The Partnership Structure

Kimaya Threads wouldn't exist without a true partnership. My wife handles the creative and operational dimensions — design direction, supplier relationships, quality control, photography, and social media. I handle the technical and analytical dimensions — e-commerce platform development, inventory systems, financial analysis, and digital marketing optimization.

This division isn't rigid (we both contribute ideas across domains), but it ensures that both sides of the business receive expert attention without either person trying to master both fashion and technology simultaneously. The clear ownership also eliminates the decision paralysis that affects partnerships without defined roles: design decisions are hers, technical decisions are mine, and strategic decisions are collaborative.

What Gets Sacrificed

Honesty demands acknowledging what this schedule costs. Social life: nearly zero during weekdays, limited on weekends. Personal leisure: reading, gaming, casual entertainment — reduced to fragments. Sleep: consistently 6-7 hours, which is adequate but not optimal.

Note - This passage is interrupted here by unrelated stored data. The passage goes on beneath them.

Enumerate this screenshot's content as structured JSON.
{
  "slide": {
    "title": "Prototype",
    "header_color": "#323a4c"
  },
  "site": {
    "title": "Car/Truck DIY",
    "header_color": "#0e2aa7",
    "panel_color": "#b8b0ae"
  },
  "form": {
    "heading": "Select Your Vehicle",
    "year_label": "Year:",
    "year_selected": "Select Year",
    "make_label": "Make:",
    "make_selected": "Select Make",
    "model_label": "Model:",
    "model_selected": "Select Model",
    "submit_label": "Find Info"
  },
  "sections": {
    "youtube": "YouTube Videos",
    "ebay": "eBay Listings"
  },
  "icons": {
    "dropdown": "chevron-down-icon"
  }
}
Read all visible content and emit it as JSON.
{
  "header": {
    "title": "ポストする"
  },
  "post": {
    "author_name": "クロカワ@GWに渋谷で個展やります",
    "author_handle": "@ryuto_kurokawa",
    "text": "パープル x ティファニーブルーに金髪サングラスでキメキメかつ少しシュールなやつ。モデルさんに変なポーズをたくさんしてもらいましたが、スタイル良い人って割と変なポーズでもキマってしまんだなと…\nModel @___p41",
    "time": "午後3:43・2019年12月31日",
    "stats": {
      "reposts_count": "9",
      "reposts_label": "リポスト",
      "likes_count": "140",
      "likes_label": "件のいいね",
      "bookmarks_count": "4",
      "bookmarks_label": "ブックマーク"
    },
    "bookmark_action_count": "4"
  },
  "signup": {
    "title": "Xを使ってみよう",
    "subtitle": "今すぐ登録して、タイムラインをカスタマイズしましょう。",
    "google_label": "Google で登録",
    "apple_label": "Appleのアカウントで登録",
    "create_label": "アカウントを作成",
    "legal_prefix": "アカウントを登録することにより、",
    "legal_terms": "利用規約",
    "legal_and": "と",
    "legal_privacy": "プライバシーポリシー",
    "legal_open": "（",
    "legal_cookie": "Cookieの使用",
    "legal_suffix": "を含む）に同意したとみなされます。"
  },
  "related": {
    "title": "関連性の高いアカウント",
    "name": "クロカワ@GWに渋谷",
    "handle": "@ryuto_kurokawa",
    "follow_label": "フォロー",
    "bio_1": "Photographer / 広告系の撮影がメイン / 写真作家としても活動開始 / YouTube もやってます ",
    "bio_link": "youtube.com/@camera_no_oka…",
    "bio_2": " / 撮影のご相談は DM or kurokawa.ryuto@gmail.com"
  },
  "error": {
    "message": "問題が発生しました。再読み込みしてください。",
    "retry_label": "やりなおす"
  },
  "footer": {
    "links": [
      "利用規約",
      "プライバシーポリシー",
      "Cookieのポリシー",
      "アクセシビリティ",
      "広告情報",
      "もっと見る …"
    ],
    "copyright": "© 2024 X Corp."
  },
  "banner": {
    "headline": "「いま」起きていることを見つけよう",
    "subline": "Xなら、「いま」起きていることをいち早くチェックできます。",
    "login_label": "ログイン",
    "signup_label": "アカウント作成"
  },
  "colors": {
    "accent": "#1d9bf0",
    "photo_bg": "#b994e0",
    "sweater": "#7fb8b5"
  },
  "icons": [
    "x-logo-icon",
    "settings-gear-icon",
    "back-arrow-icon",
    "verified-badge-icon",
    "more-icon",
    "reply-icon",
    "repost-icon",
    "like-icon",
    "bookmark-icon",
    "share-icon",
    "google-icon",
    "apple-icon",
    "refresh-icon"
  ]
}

Physical exercise: compressed into 30-minute sessions 3-4 times per week rather than the hour-long workouts I'd prefer.

These sacrifices are sustainable for a season — the startup phase of Kimaya Threads, where the brand is establishing its foundation. They're not sustainable indefinitely. The long-term plan involves hiring operational support as revenue grows, automating repetitive processes, and gradually reducing my direct involvement in daily operations. The goal is to build systems that run the business rather than running the business through personal effort.

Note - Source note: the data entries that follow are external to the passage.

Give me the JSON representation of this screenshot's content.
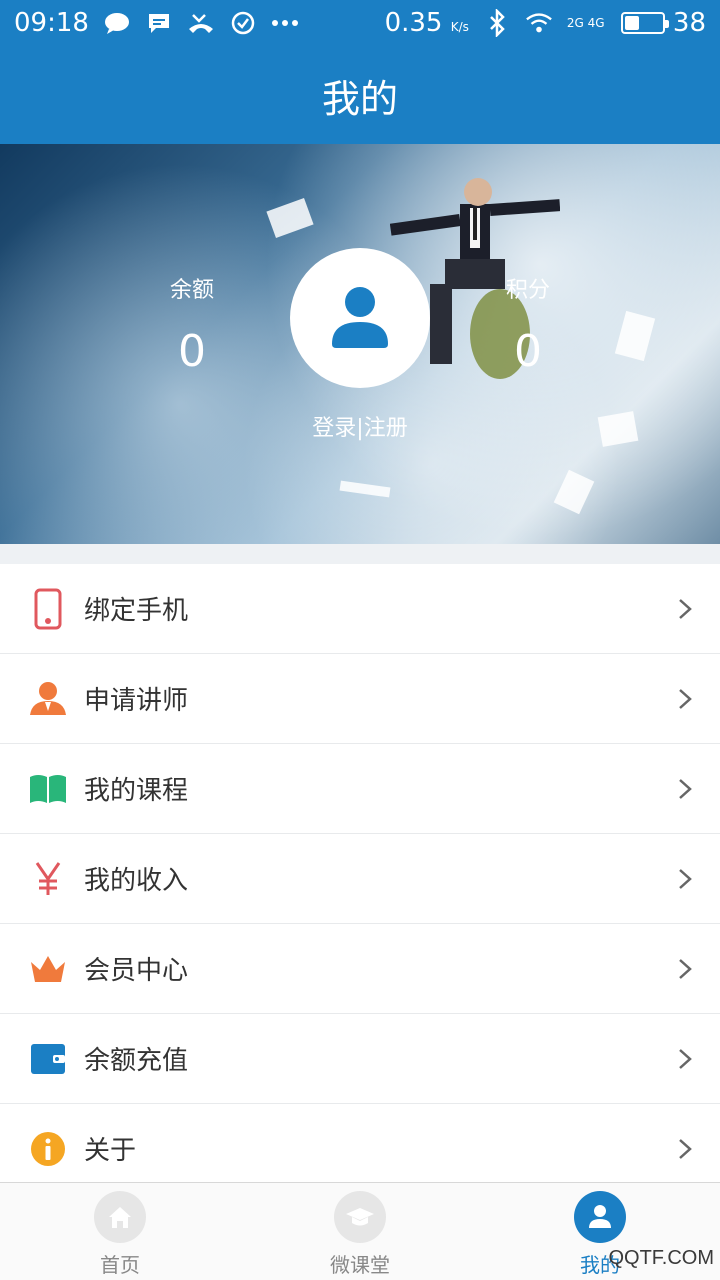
{
  "status_bar": {
    "time": "09:18",
    "speed": "0.35",
    "speed_unit": "K/s",
    "network": "2G 4G",
    "battery": "38",
    "battery_level": 0.38
  },
  "header": {
    "title": "我的"
  },
  "profile": {
    "balance_label": "余额",
    "balance_value": "0",
    "points_label": "积分",
    "points_value": "0",
    "login_link": "登录|注册"
  },
  "menu": {
    "items": [
      {
        "label": "绑定手机",
        "icon": "phone-icon",
        "color": "#e0585e"
      },
      {
        "label": "申请讲师",
        "icon": "lecturer-icon",
        "color": "#f07a3c"
      },
      {
        "label": "我的课程",
        "icon": "book-icon",
        "color": "#29b67a"
      },
      {
        "label": "我的收入",
        "icon": "yen-icon",
        "color": "#e0585e"
      },
      {
        "label": "会员中心",
        "icon": "crown-icon",
        "color": "#f07a3c"
      },
      {
        "label": "余额充值",
        "icon": "wallet-icon",
        "color": "#1b7fc4"
      },
      {
        "label": "关于",
        "icon": "info-icon",
        "color": "#f5a623"
      }
    ]
  },
  "bottom_nav": {
    "tabs": [
      {
        "label": "首页",
        "icon": "home-icon"
      },
      {
        "label": "微课堂",
        "icon": "graduation-cap-icon"
      },
      {
        "label": "我的",
        "icon": "user-icon",
        "active": true
      }
    ]
  },
  "watermark": "QQTF.COM",
  "colors": {
    "primary": "#1b7fc4",
    "text": "#333333",
    "chevron": "#666666"
  }
}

Tips for Others Considering This Path

Start before you're ready, but plan before you start. The side business will never feel like the right time. But starting without a basic plan (product, market, finances) wastes the limited time you have on directionless activity.

Protect your job performance. The side business is built on the financial foundation of your salary. If side business ambition degrades your job performance, you lose both: the job (through performance issues) and the business (through lost financial runway). Your 9-5 is not the enemy — it's the sponsor.

Choose a partner who complements your skills. A solo side business alongside a full-time job is a burnout recipe. A partnership that distributes the workload and brings complementary expertise is sustainable.

Accept slower growth. A side business grows at half the speed of a full-time venture. This is math, not motivation. Accept it, and make peace with building a brand over years rather than months. The advantage: the salary safety net means you can make better decisions (less desperation, more patience) than founders who've bet everything on their startup.

The 9-to-5 / 5-to-9 life isn't glamorous. It's exhausting, relentless, and constantly insufficient. But it's also deeply meaningful — building something of your own, creating products you believe in, and proving that parenthood and entrepreneurship aren't mutually exclusive. Some days that meaning is enough. Other days, you just need coffee. Lots of coffee.